Quant au fait que la capacité tarde à quitter le marché, M. Anderson y voit un facteur financier :

« Les banques accordent beaucoup de latitude aux flottes, car le marché des camions d’occasion est aussi en baisse. Ce matériel ne représente pas une grande valeur nette, et les banques ne sont pas plus douées que les camionneurs pour le revendre. »

Il estime par ailleurs qu’un grand nombre de flottes intermédiaires, comptant entre 200 et 700 camions, sont actuellement en difficulté :

« Un seul accident grave ou la perte d’un client suffirait à en mettre plusieurs en péril. »

La baisse du prix du carburant pourrait néanmoins aider certaines entreprises à rester à flot, surtout les petits exploitants qui n’ont pas accès à des rabais significatifs sur le carburant.

Spencer Frazier de J.B. Hunt (à droite) prononce un discours principal. (Photo : James Menzies)

L’optimisme prudent de J.B. Hunt

En conférence principale, Spencer Frazier, vice-président exécutif des ventes et du marketing chez J.B. Hunt Transport, a expliqué qu’il prenait le pouls du secteur à travers les difficultés rencontrées par ses clients.

«Nos clients font face à des défis sans doute plus importants que jamais.»

Il s’est toutefois montré prudemment optimiste, mentionnant la solidité de la consommation et la résilience des entreprises américaines. J.B. Hunt a d’ailleurs préfinancé sa croissance au cours des trois dernières années par le biais d’acquisitions.

«Nous pensons pouvoir soutenir la croissance lorsqu’elle se manifestera du côté de la demande», a déclaré M. Frazier.

Selon lui, une reprise pourrait survenir plus rapidement qu’anticipé, citant notamment la rapidité d’action du président Donald Trump :

«La vitesse à laquelle Trump agit est plus rapide que tout ce que nous avons connu au cours de notre vie.»
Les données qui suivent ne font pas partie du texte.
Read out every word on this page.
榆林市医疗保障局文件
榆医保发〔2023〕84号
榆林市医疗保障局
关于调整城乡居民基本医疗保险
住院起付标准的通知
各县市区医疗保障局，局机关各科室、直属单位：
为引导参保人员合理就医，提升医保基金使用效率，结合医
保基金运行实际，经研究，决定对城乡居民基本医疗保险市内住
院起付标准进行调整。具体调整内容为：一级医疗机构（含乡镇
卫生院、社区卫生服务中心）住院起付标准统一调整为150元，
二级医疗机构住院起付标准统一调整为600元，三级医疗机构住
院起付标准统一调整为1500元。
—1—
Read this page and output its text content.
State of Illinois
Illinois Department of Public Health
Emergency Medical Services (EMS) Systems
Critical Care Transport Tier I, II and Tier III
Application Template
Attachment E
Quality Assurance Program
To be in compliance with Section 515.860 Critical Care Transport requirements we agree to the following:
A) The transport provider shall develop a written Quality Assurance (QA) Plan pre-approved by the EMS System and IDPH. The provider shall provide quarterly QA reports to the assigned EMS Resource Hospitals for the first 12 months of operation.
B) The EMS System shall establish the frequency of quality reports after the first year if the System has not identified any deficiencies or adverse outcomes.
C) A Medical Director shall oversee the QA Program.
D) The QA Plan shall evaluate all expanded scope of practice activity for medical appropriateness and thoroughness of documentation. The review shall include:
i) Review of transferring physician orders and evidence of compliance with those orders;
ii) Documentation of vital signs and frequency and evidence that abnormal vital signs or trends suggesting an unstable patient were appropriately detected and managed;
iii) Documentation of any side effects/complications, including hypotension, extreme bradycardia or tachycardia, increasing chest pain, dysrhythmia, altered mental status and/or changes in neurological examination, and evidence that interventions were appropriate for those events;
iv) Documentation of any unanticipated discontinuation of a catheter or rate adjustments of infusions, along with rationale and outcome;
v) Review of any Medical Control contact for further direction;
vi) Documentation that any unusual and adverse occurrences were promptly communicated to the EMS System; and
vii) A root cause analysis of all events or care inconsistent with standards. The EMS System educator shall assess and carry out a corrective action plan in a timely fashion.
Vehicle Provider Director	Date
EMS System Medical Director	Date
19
Il reconnaît cependant que les expéditeurs ne peuvent continuer à opérer dans un contexte de coûts inflationnistes combinés à des taux déflationnistes, même s’ils résistent encore aux hausses tarifaires sous la pression de leurs propres départements financiers.

«Le prix n’est pas la seule réponse. Il faut trouver des moyens plus efficaces d’acheminer les produits à travers les chaînes d’approvisionnement.»

J.B. Hunt vise une réduction de ses coûts d’exploitation d’environ 100 millions $US. L’entreprise mise également sur le dialogue avec ses conducteurs et ses équipes d’entretien, et a renforcé la couverture santé de ses employés, une demande jugée prioritaire.

Elle mise aussi sur la technologie pour accroître sa performance, notamment à travers l’intégration de solutions d’intelligence artificielle.